This is a guest post from Jeff Lieber and his team from TurnKey Product Management, an Amazon consulting company. TurnKey Product Management boasts 12+ years of Amazon experience, 150K+ products sold, and more than 8-figures in revenue made for their clients in 2019.
By show of hands, who is currently struggling with getting reviews? Have you ever paid to get reviews? Have you had friends and family leave reviews? Do you have a plan in place for bringing in a steady flow of reviews? If not, you’ve got some work to do, but we’re here to help.
TurnKey helps Amazon sellers form strategies for getting customer reviews while also complying with Amazon’s TOS. Increasing the quality and quantity of your customer reviews should be at the top of your priority list when it comes to where to put your energy as a seller on Amazon.
This article will focus on 3 ways Amazon actually helps sellers get reviews.
What are Amazon-powered reviews?
Review features that Amazon actually provides for sellers, in order for you to get reviews and remain compliant. Some of these programs are offered for free within Seller Central and others you need to sign up for for a fee.
Either way, we are seeing tremendous success with our clients using these Amazon review strategies and we urge you to choose 1-2 that feel like a good fit for your business and then develop a system around collecting those reviews.
So, what does Amazon offer to sellers?
1) Request Review
In Seller Central, under the Orders tab, click on Manage Orders. Then when you click into Order Details, there’s an option to Request a Review.
You can send this request anywhere from 0-30 days after an order is placed. This option is free to sellers and incredibly simple to roll out.
At the very least, you should have someone on your team tasked with sending out review requests once a week.
While autoresponder guidelines have gotten tighter and more restrictive when it comes to soliciting reviews, you can feel confident that you are not only able to ask a customer for a review but you are also playing by the rules.
We recommend waiting at least a week before requesting a review for the product, to ensure it has time to arrive and they have time to use it. Especially right now with shipping delays for many, you don’t want to ask for a review before they even have the product.
For any consumable products like supplements, wait a little longer so the customer has more time to form an opinion of the product.
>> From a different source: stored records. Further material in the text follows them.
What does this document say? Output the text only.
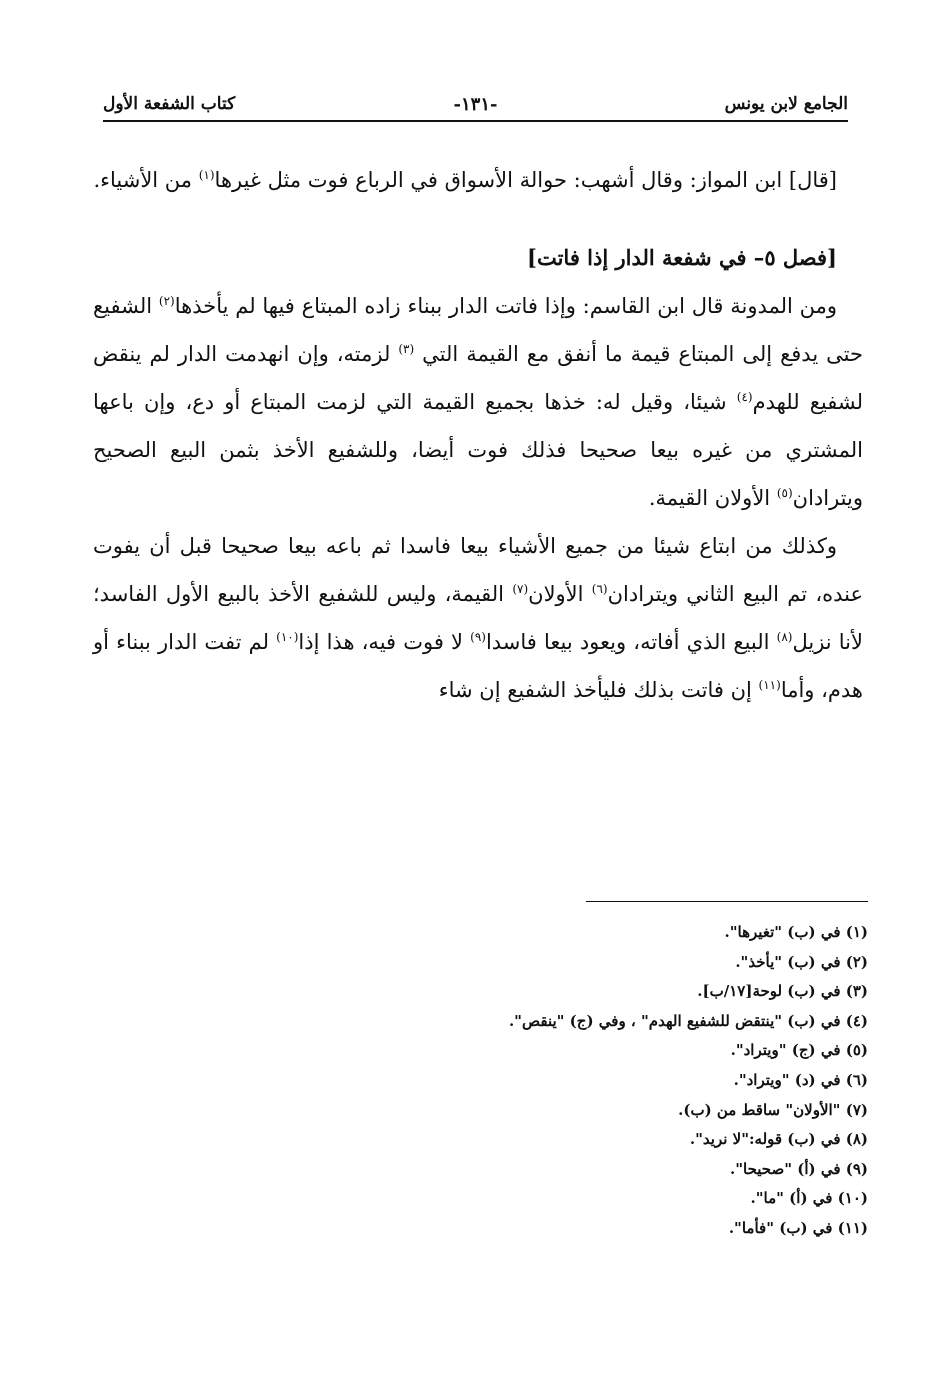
الجامع لابن يونس
-١٣١-
كتاب الشفعة الأول

[قال] ابن المواز: وقال أشهب: حوالة الأسواق في الرباع فوت مثل غيرها$^{(١)}$ من الأشياء.

[فصل ٥– في شفعة الدار إذا فاتت]

ومن المدونة قال ابن القاسم: وإذا فاتت الدار ببناء زاده المبتاع فيها لم يأخذها$^{(٢)}$ الشفيع حتى يدفع إلى المبتاع قيمة ما أنفق مع القيمة التي $^{(٣)}$ لزمته، وإن انهدمت الدار لم ينقض لشفيع للهدم$^{(٤)}$ شيئا، وقيل له: خذها بجميع القيمة التي لزمت المبتاع أو دع، وإن باعها المشتري من غيره بيعا صحيحا فذلك فوت أيضا، وللشفيع الأخذ بثمن البيع الصحيح ويترادان$^{(٥)}$ الأولان القيمة.

وكذلك من ابتاع شيئا من جميع الأشياء بيعا فاسدا ثم باعه بيعا صحيحا قبل أن يفوت عنده، تم البيع الثاني ويترادان$^{(٦)}$ الأولان$^{(٧)}$ القيمة، وليس للشفيع الأخذ بالبيع الأول الفاسد؛ لأنا نزيل$^{(٨)}$ البيع الذي أفاته، ويعود بيعا فاسدا$^{(٩)}$ لا فوت فيه، هذا إذا$^{(١٠)}$ لم تفت الدار ببناء أو هدم، وأما$^{(١١)}$ إن فاتت بذلك فليأخذ الشفيع إن شاء

(١) في (ب) "تغيرها".
(٢) في (ب) "يأخذ".
(٣) في (ب) لوحة[١٧/ب].
(٤) في (ب) "ينتقض للشفيع الهدم" ، وفي (ج) "ينقص".
(٥) في (ج) "ويتراد".
(٦) في (د) "ويتراد".
(٧) "الأولان" ساقط من (ب).
(٨) في (ب) قوله:"لا نريد".
(٩) في (أ) "صحيحا".
(١٠) في (أ) "ما".
(١١) في (ب) "فأما".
You don’t want to end up with a negative review just because you asked for it too early.
Tip: To request bulk reviews, Jungle Scout has a great tool for that and you can add it as a Chrome Extension. No more requesting reviews one at a time.
2) Early Reviewer Program
This is where sellers pay $60 for up to five reviews. You are enrolled in the program until you have five reviews for up to a year.
While these reviews are not guaranteed, we’ve never seen a client not get their full five reviews, though the rate at getting the reviews can definitely vary.
Amazon incentivizes the reviewer to leave a review, so this is a great program for customers and sellers.
Tip: You may think that five reviews are inconsequential and not worth your time. That just isn’t true. Especially for products just launching on Amazon, getting those first reviews can be the hardest. Without credibility from reviews, customers naturally toggle away from the listing.
If you are launching a new product or have less than 15 reviews, we highly recommend signing up for the Early Reviewer Program, because you can’t underestimate the difference five reviews can make.
3) Amazon Vine
In Seller Central, under the Advertising tab, click on Vine. This is a free feature to enroll in, and it only costs you the cost of the product.
The cool thing is that you can gift up to 30 Vine Voices product in exchange for their review within 30-days.
So if you already have 10 reviews on a product, you can only send 20 products out to be reviewed. As a free feature, this is an incredible opportunity to not only get up to 30 reviews for free, but you have the power of influence that comes from those 30 reviewers as well.
Plus, these Vine Voices are people that are seeking out opportunities to write reviews. Of course they are doing it for the free product, but they also have experience crafting reviews, and their feedback would be a welcome addition in your customer reviews.
Tip: Vine reviews used to cost sellers thousands of dollars when they ran it through Vendor Central, but it’s completely free through Seller Central. Give it a try on one of your lowest reviewed products to really maximize the number of reviews that can come from Vine.
Reviews are one of the most powerful tools that Amazon sellers should be leveraging. By using Amazon-powered review features like Request Review, the Early Reviewer Program, and Amazon Vine, even new sellers can supercharge their review strategy.
With 2 out of 3 of these offered completely for free, rolling out one (if not all) of these strategies is a no-brainer. If your product is struggling with reviews, it is 100% holding you back from increasing your sales.
People shopping on Amazon rely on reviews to educate them and persuade to buy one product over another. Customer reviews should be a top priority in your business, and if you don’t already have a system in place, today’s the day to get started.
While these features are very user-friendly, bringing in an expert to help you along the way is always a bonus and can definitely help you to see your products full potential on Amazon.